« Le processus n’est rien; efface tes traces. Le chemin n’est pas l’oeuvre. » – Annie Dillard
Cette citation provient d’un livre de la romancière Annie Dillard sur l’écriture de fiction. Ce qu’elle explique, c’est que lorsque l’on crée quelque chose dans un processus créatif – un roman, dans son cas – ce n’est pas tant le processus qui devient l’oeuvre, mais bien son résultat.
Mais, le processus n’est-il rien, réellement? Quelle est la valeur du processus créatif, en tant que tel?
Je me pose la question, car, au départ, ce blogue a été pour moi un processus indéterminé. Les rigueurs impossibles est plus un journal ultra soigné que j’utilise pour réfléchir et avancer dans mon processus personnel, qu’une oeuvre, tel un livre sur l’expérience du TDAH.
Plus d’un an après avoir commencé à y écrire en continu et à y publier presque chaque semaine, je réalise que j’ai en quelque sorte fait le processus inverse, car je ne pouvais faire autrement. Je m’expose d’abord et au fil des partages, le processus révèle un corpus tramé par mes écrits. Mais est-il l’oeuvre qui résulte(ra) de ce processus? Non.

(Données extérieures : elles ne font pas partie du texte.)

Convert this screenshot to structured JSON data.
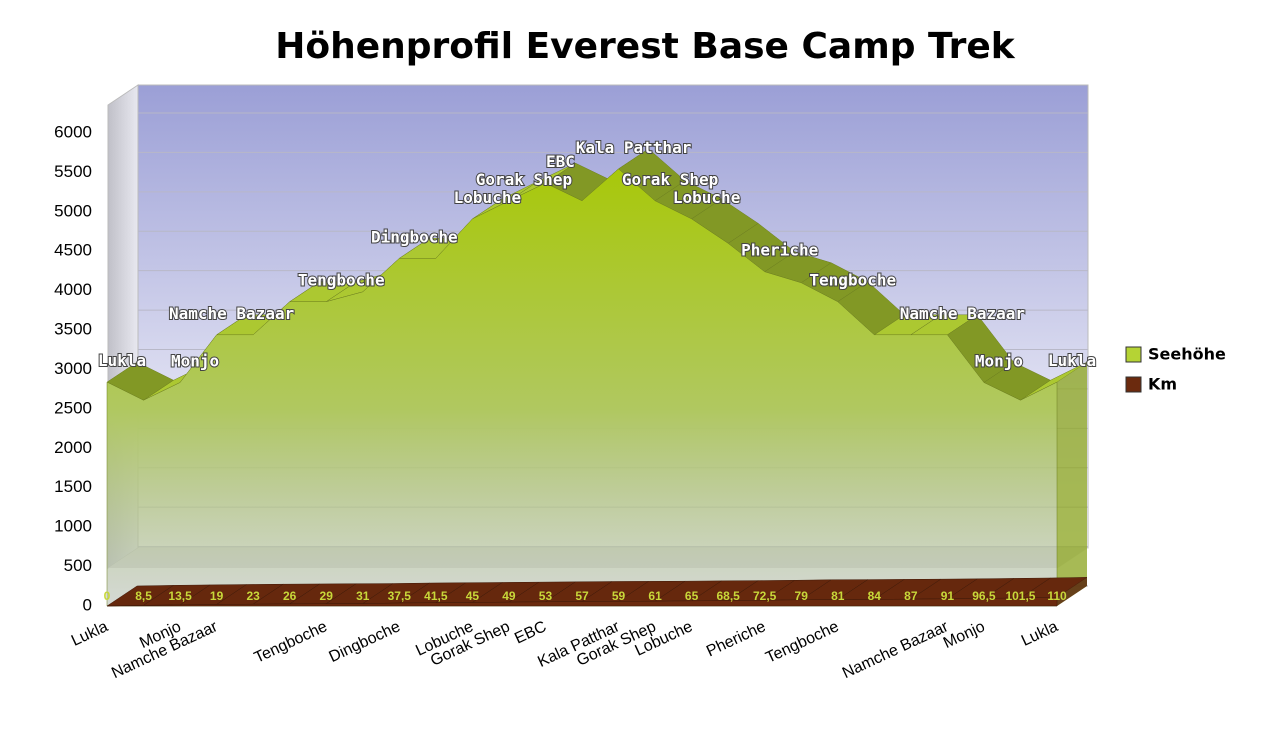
{
  "chart_data": {
    "type": "area3d",
    "title": "Höhenprofil Everest Base Camp Trek",
    "categories": [
      "Lukla",
      null,
      "Monjo",
      "Namche Bazaar",
      null,
      null,
      "Tengboche",
      null,
      "Dingboche",
      null,
      "Lobuche",
      "Gorak Shep",
      "EBC",
      null,
      "Kala Patthar",
      "Gorak Shep",
      "Lobuche",
      null,
      "Pheriche",
      null,
      "Tengboche",
      null,
      null,
      "Namche Bazaar",
      "Monjo",
      null,
      "Lukla"
    ],
    "series": [
      {
        "name": "Seehöhe",
        "color": "#b5d334",
        "values": [
          2840,
          2610,
          2835,
          3440,
          3440,
          3860,
          3860,
          3985,
          4410,
          4410,
          4910,
          5140,
          5364,
          5140,
          5545,
          5140,
          4910,
          4600,
          4240,
          4100,
          3860,
          3440,
          3440,
          3440,
          2835,
          2610,
          2840
        ]
      },
      {
        "name": "Km",
        "color": "#6b2a0e",
        "values": [
          0,
          8.5,
          13.5,
          19,
          23,
          26,
          29,
          31,
          37.5,
          41.5,
          45,
          49,
          53,
          57,
          59,
          61,
          65,
          68.5,
          72.5,
          79,
          81,
          84,
          87,
          91,
          96.5,
          101.5,
          110
        ],
        "value_labels": [
          "0",
          "8,5",
          "13,5",
          "19",
          "23",
          "26",
          "29",
          "31",
          "37,5",
          "41,5",
          "45",
          "49",
          "53",
          "57",
          "59",
          "61",
          "65",
          "68,5",
          "72,5",
          "79",
          "81",
          "84",
          "87",
          "91",
          "96,5",
          "101,5",
          "110"
        ]
      }
    ],
    "ylim": [
      0,
      6000
    ],
    "yticks": [
      0,
      500,
      1000,
      1500,
      2000,
      2500,
      3000,
      3500,
      4000,
      4500,
      5000,
      5500,
      6000
    ],
    "grid": true,
    "legend": "right"
  }
}
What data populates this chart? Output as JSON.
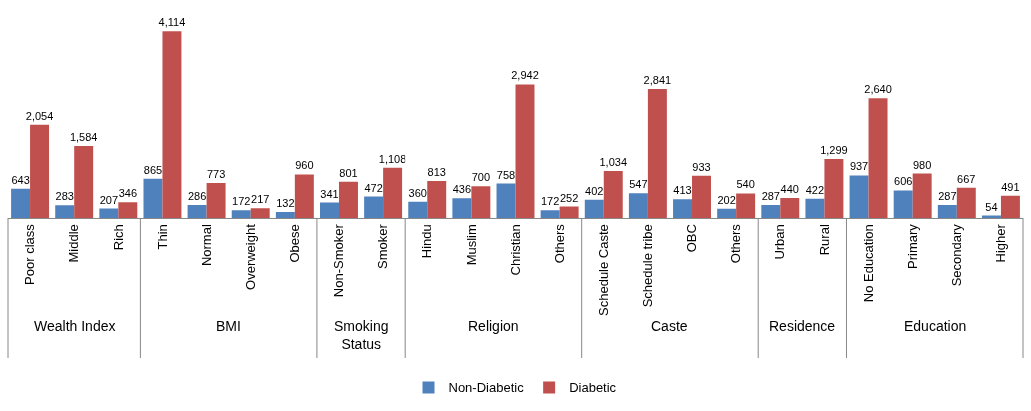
{
  "chart_data": [
    {
      "type": "bar",
      "xlabel": "Wealth Index",
      "categories": [
        "Poor class",
        "Middle",
        "Rich"
      ],
      "legend": "bottom",
      "series": [
        {
          "name": "Non-Diabetic",
          "color": "#4f81bd",
          "values": [
            643,
            283,
            207
          ],
          "value_labels": [
            "643",
            "283",
            "207"
          ]
        },
        {
          "name": "Diabetic",
          "color": "#c0504d",
          "values": [
            2054,
            1584,
            346
          ],
          "value_labels": [
            "2,054",
            "1,584",
            "346"
          ]
        }
      ]
    },
    {
      "type": "bar",
      "xlabel": "BMI",
      "categories": [
        "Thin",
        "Normal",
        "Overweight",
        "Obese"
      ],
      "series": [
        {
          "name": "Non-Diabetic",
          "color": "#4f81bd",
          "values": [
            865,
            286,
            172,
            132
          ],
          "value_labels": [
            "865",
            "286",
            "172",
            "132"
          ]
        },
        {
          "name": "Diabetic",
          "color": "#c0504d",
          "values": [
            4114,
            773,
            217,
            960
          ],
          "value_labels": [
            "4,114",
            "773",
            "217",
            "960"
          ]
        }
      ]
    },
    {
      "type": "bar",
      "xlabel": "Smoking Status",
      "categories": [
        "Non-Smoker",
        "Smoker"
      ],
      "series": [
        {
          "name": "Non-Diabetic",
          "color": "#4f81bd",
          "values": [
            341,
            472
          ],
          "value_labels": [
            "341",
            "472"
          ]
        },
        {
          "name": "Diabetic",
          "color": "#c0504d",
          "values": [
            801,
            1108
          ],
          "value_labels": [
            "801",
            "1,108"
          ]
        }
      ]
    },
    {
      "type": "bar",
      "xlabel": "Religion",
      "categories": [
        "Hindu",
        "Muslim",
        "Christian",
        "Others"
      ],
      "series": [
        {
          "name": "Non-Diabetic",
          "color": "#4f81bd",
          "values": [
            360,
            436,
            758,
            172
          ],
          "value_labels": [
            "360",
            "436",
            "758",
            "172"
          ]
        },
        {
          "name": "Diabetic",
          "color": "#c0504d",
          "values": [
            813,
            700,
            2942,
            252
          ],
          "value_labels": [
            "813",
            "700",
            "2,942",
            "252"
          ]
        }
      ]
    },
    {
      "type": "bar",
      "xlabel": "Caste",
      "categories": [
        "Schedule Caste",
        "Schedule tribe",
        "OBC",
        "Others"
      ],
      "series": [
        {
          "name": "Non-Diabetic",
          "color": "#4f81bd",
          "values": [
            402,
            547,
            413,
            202
          ],
          "value_labels": [
            "402",
            "547",
            "413",
            "202"
          ]
        },
        {
          "name": "Diabetic",
          "color": "#c0504d",
          "values": [
            1034,
            2841,
            933,
            540
          ],
          "value_labels": [
            "1,034",
            "2,841",
            "933",
            "540"
          ]
        }
      ]
    },
    {
      "type": "bar",
      "xlabel": "Residence",
      "categories": [
        "Urban",
        "Rural"
      ],
      "series": [
        {
          "name": "Non-Diabetic",
          "color": "#4f81bd",
          "values": [
            287,
            422
          ],
          "value_labels": [
            "287",
            "422"
          ]
        },
        {
          "name": "Diabetic",
          "color": "#c0504d",
          "values": [
            440,
            1299
          ],
          "value_labels": [
            "440",
            "1,299"
          ]
        }
      ]
    },
    {
      "type": "bar",
      "xlabel": "Education",
      "categories": [
        "No Education",
        "Primary",
        "Secondary",
        "Higher"
      ],
      "series": [
        {
          "name": "Non-Diabetic",
          "color": "#4f81bd",
          "values": [
            937,
            606,
            287,
            54
          ],
          "value_labels": [
            "937",
            "606",
            "287",
            "54"
          ]
        },
        {
          "name": "Diabetic",
          "color": "#c0504d",
          "values": [
            2640,
            980,
            667,
            491
          ],
          "value_labels": [
            "2,640",
            "980",
            "667",
            "491"
          ]
        }
      ]
    }
  ]
}
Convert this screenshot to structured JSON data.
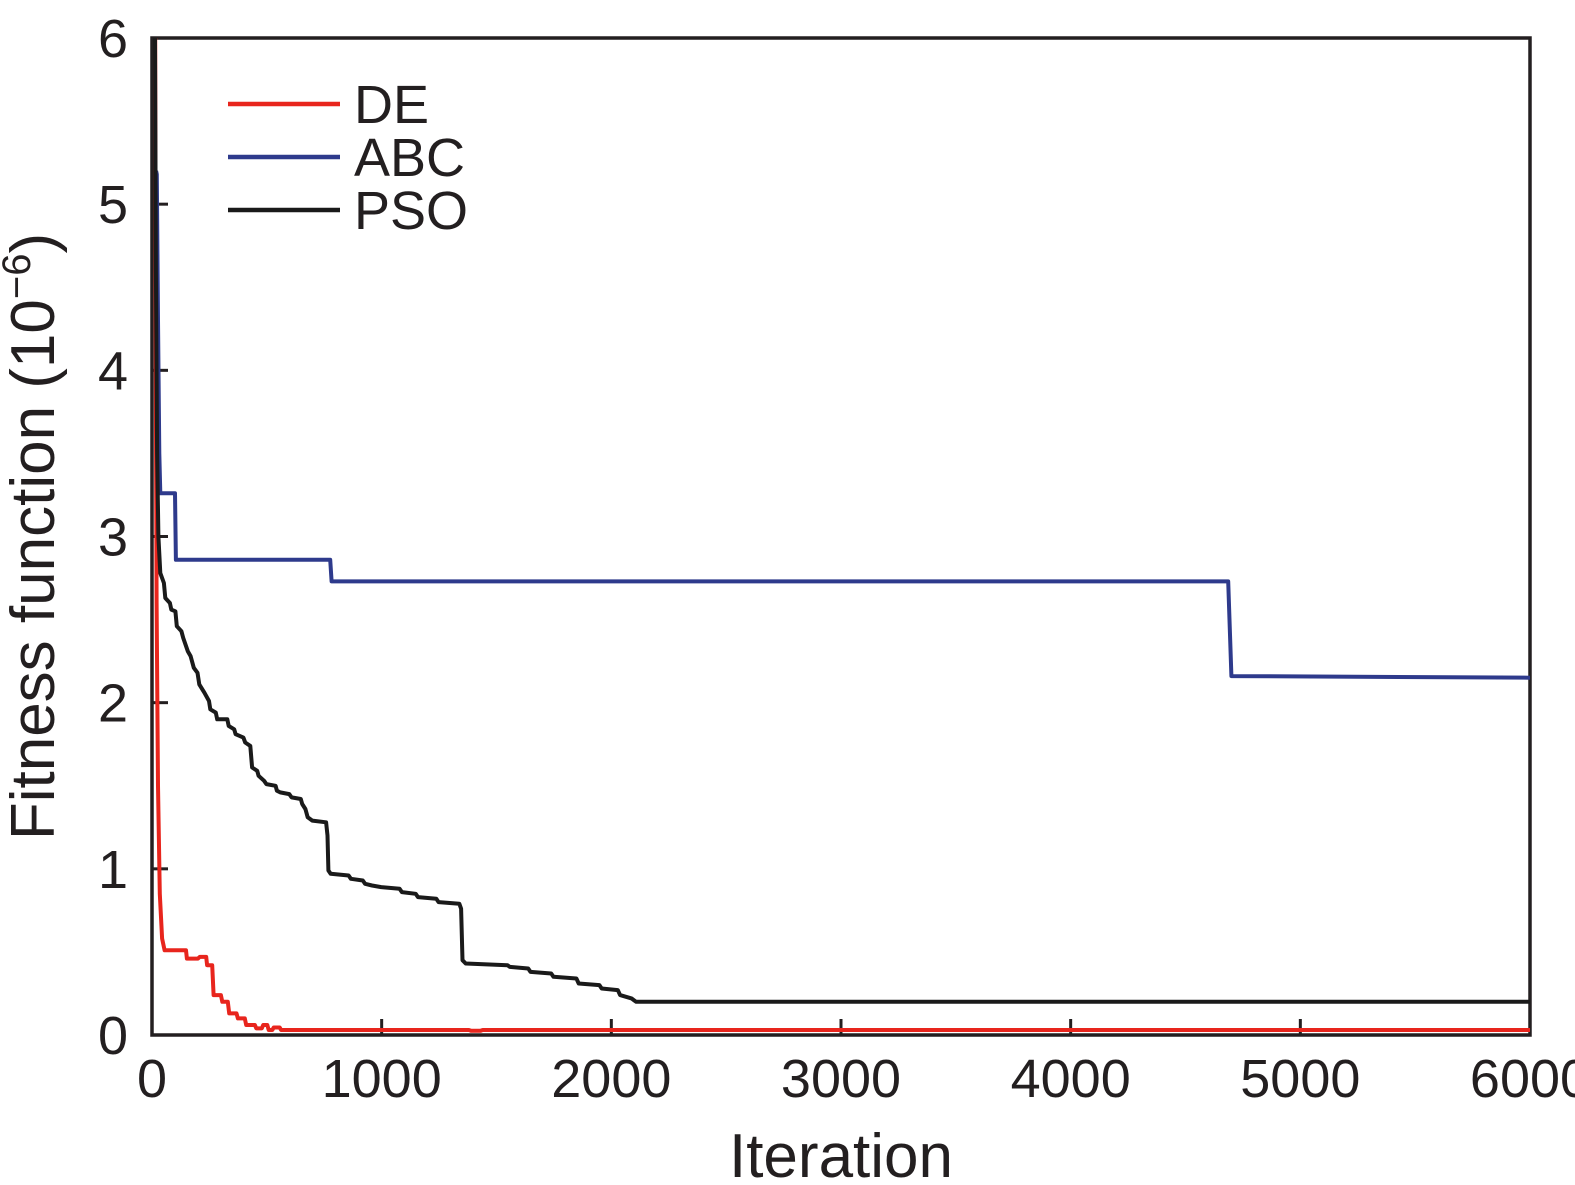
{
  "figure": {
    "background": "#ffffff",
    "ink_color": "#231f20"
  },
  "chart_data": {
    "type": "line",
    "title": "",
    "xlabel": "Iteration",
    "ylabel": "Fitness function (10⁻⁶)",
    "ylabel_parts": {
      "main": "Fitness function (10",
      "exp": "−6",
      "close": ")"
    },
    "xlim": [
      0,
      6000
    ],
    "ylim": [
      0,
      6
    ],
    "xticks": [
      0,
      1000,
      2000,
      3000,
      4000,
      5000,
      6000
    ],
    "yticks": [
      0,
      1,
      2,
      3,
      4,
      5,
      6
    ],
    "grid": false,
    "legend_position": "upper-left",
    "series": [
      {
        "name": "DE",
        "color": "#e8251d",
        "points": [
          [
            14,
            6
          ],
          [
            16,
            4.2
          ],
          [
            20,
            2.6
          ],
          [
            26,
            1.5
          ],
          [
            34,
            0.85
          ],
          [
            44,
            0.58
          ],
          [
            55,
            0.51
          ],
          [
            148,
            0.51
          ],
          [
            152,
            0.46
          ],
          [
            200,
            0.46
          ],
          [
            208,
            0.47
          ],
          [
            236,
            0.47
          ],
          [
            240,
            0.42
          ],
          [
            262,
            0.42
          ],
          [
            268,
            0.24
          ],
          [
            300,
            0.24
          ],
          [
            306,
            0.2
          ],
          [
            330,
            0.2
          ],
          [
            336,
            0.13
          ],
          [
            368,
            0.13
          ],
          [
            374,
            0.1
          ],
          [
            404,
            0.1
          ],
          [
            410,
            0.06
          ],
          [
            448,
            0.06
          ],
          [
            454,
            0.04
          ],
          [
            478,
            0.04
          ],
          [
            484,
            0.06
          ],
          [
            502,
            0.06
          ],
          [
            508,
            0.03
          ],
          [
            524,
            0.03
          ],
          [
            530,
            0.045
          ],
          [
            556,
            0.045
          ],
          [
            562,
            0.03
          ],
          [
            1380,
            0.03
          ],
          [
            1390,
            0.025
          ],
          [
            1430,
            0.025
          ],
          [
            1440,
            0.03
          ],
          [
            6000,
            0.03
          ]
        ]
      },
      {
        "name": "ABC",
        "color": "#2e3a8c",
        "points": [
          [
            18,
            5.2
          ],
          [
            21,
            5.18
          ],
          [
            26,
            4.3
          ],
          [
            32,
            3.5
          ],
          [
            36,
            3.26
          ],
          [
            100,
            3.26
          ],
          [
            104,
            2.86
          ],
          [
            776,
            2.86
          ],
          [
            782,
            2.73
          ],
          [
            4686,
            2.73
          ],
          [
            4700,
            2.16
          ],
          [
            6000,
            2.15
          ]
        ]
      },
      {
        "name": "PSO",
        "color": "#1a1a1a",
        "points": [
          [
            13,
            6
          ],
          [
            17,
            4.6
          ],
          [
            22,
            3.5
          ],
          [
            28,
            3.0
          ],
          [
            36,
            2.78
          ],
          [
            52,
            2.72
          ],
          [
            58,
            2.63
          ],
          [
            78,
            2.6
          ],
          [
            84,
            2.56
          ],
          [
            102,
            2.55
          ],
          [
            108,
            2.46
          ],
          [
            128,
            2.43
          ],
          [
            136,
            2.39
          ],
          [
            156,
            2.31
          ],
          [
            168,
            2.28
          ],
          [
            182,
            2.21
          ],
          [
            198,
            2.18
          ],
          [
            206,
            2.11
          ],
          [
            228,
            2.06
          ],
          [
            248,
            2.01
          ],
          [
            254,
            1.96
          ],
          [
            278,
            1.94
          ],
          [
            284,
            1.9
          ],
          [
            328,
            1.9
          ],
          [
            334,
            1.86
          ],
          [
            358,
            1.84
          ],
          [
            364,
            1.81
          ],
          [
            398,
            1.79
          ],
          [
            406,
            1.76
          ],
          [
            428,
            1.74
          ],
          [
            436,
            1.61
          ],
          [
            458,
            1.59
          ],
          [
            464,
            1.56
          ],
          [
            488,
            1.53
          ],
          [
            498,
            1.51
          ],
          [
            538,
            1.5
          ],
          [
            544,
            1.47
          ],
          [
            558,
            1.46
          ],
          [
            598,
            1.45
          ],
          [
            608,
            1.43
          ],
          [
            648,
            1.42
          ],
          [
            654,
            1.39
          ],
          [
            668,
            1.36
          ],
          [
            678,
            1.31
          ],
          [
            698,
            1.29
          ],
          [
            758,
            1.28
          ],
          [
            764,
            1.2
          ],
          [
            768,
            0.99
          ],
          [
            778,
            0.97
          ],
          [
            856,
            0.96
          ],
          [
            866,
            0.94
          ],
          [
            918,
            0.93
          ],
          [
            928,
            0.91
          ],
          [
            958,
            0.9
          ],
          [
            998,
            0.89
          ],
          [
            1078,
            0.88
          ],
          [
            1088,
            0.86
          ],
          [
            1148,
            0.85
          ],
          [
            1158,
            0.83
          ],
          [
            1238,
            0.82
          ],
          [
            1248,
            0.8
          ],
          [
            1338,
            0.79
          ],
          [
            1346,
            0.76
          ],
          [
            1352,
            0.45
          ],
          [
            1366,
            0.43
          ],
          [
            1548,
            0.42
          ],
          [
            1558,
            0.41
          ],
          [
            1638,
            0.4
          ],
          [
            1648,
            0.38
          ],
          [
            1738,
            0.37
          ],
          [
            1748,
            0.35
          ],
          [
            1848,
            0.34
          ],
          [
            1858,
            0.31
          ],
          [
            1948,
            0.3
          ],
          [
            1958,
            0.28
          ],
          [
            2028,
            0.27
          ],
          [
            2038,
            0.24
          ],
          [
            2088,
            0.22
          ],
          [
            2098,
            0.21
          ],
          [
            2108,
            0.2
          ],
          [
            6000,
            0.2
          ]
        ]
      }
    ]
  }
}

À mes yeux, mon processus et ses traces – mon blogue – révèlent, plutôt qu’effacent, le processus qui les a créées. Je crois que peut-être, enfin, ce blogue est surtout le moteur d’un processus qui m’a mené ailleurs. C’est bien ce que je crois encore, car comme je le disais au début : c’est le processus qui importe.
« Je » a changé
Ce billet que vous lisez présentement, cela fait un an que je le réécris sans ne jamais le publier. Aujourd’hui est le moment. Aujourd’hui, mes questionnements sont plus vifs, et vivifiants, que jamais. Sauf que mon blogue ne l’est plus. J’ai enfilé le masque du TDAH que je porte et je l’ai montré au grand jour. J’en ai observé les reflets dans la marre des autres. J’ai voulu exister comme ça.
De par ce processus, j’ai découvert mes potentiels. Et je viens tout juste de réaliser que c’est mon rapport au « je » qui a changé.
Dire « Je suis » est encore extrêmement difficile alors que dire « je », particulièrement « je pense que » est de plus en plus facile. Je sors lentement du « je » en me mettant en action dans ce que je dois devenir. Donc, je ne peux plus écrire au « je ». Je ne peux plus me présenter devant vous ainsi.
J’ai maintenant besoin du couvert du reportage, du portrait, de la littérature et des idées pour me révéler réellement dans toute l’étendue de ma vulnérabilité. C’est ce que je suis, un humain vulnérable qui écrit.
Je ne suis plus « je ». Et je ne suis plus conditionnel. Je suis maintenant ce que je suis ; alors je fais ce que doit.
L’écriture est ma vocation, mais elle n’est pas « je ».
Merci d’avoir été là.
Alexandre
L’ombre : … Peut-être t’ai-je aujourd’hui suivi trop longtemps. C’était le jour le plus long, mais nous voici au bout, aie un petit moment de patience encore. Ce gazon est humide, j’ai le frisson.
Le voyageur : Oh ! est-il déjà temps de nous séparer ? Et il a fallu pour finir que je te fasse mal, j’ai vu que tu en devenais plus sombre.
L’ombre : J’ai rougi, dans la couleur où il m’est possible. Il m’est revenu que j’ai souvent couché à tes pieds comme un chien et qu’alors tu…
Le voyageur : Et ne pourrais-je pas en toute hâte faire quelque chose qui te fit plaisir ? N’as-tu point de souhait à former ?
L’ombre : Pas d’autre que le souhait que formait le « chien » philosophe devant le grand Alexandre : Ôte-toi un peu de mon soleil, je commence à avoir trop froid.
Le voyageur : Que dois-je faire ?
L’ombre : Marche sous ces pins et regarde autour de toi vers les montagnes, le soleil se couche.
Le voyageur : Où es-tu ? Où es-tu ?
Nietzsche, Humain, trop humain
Ce billet fait suite à Accepter le processus en deux temps : son importance publié le 29 avril 2015.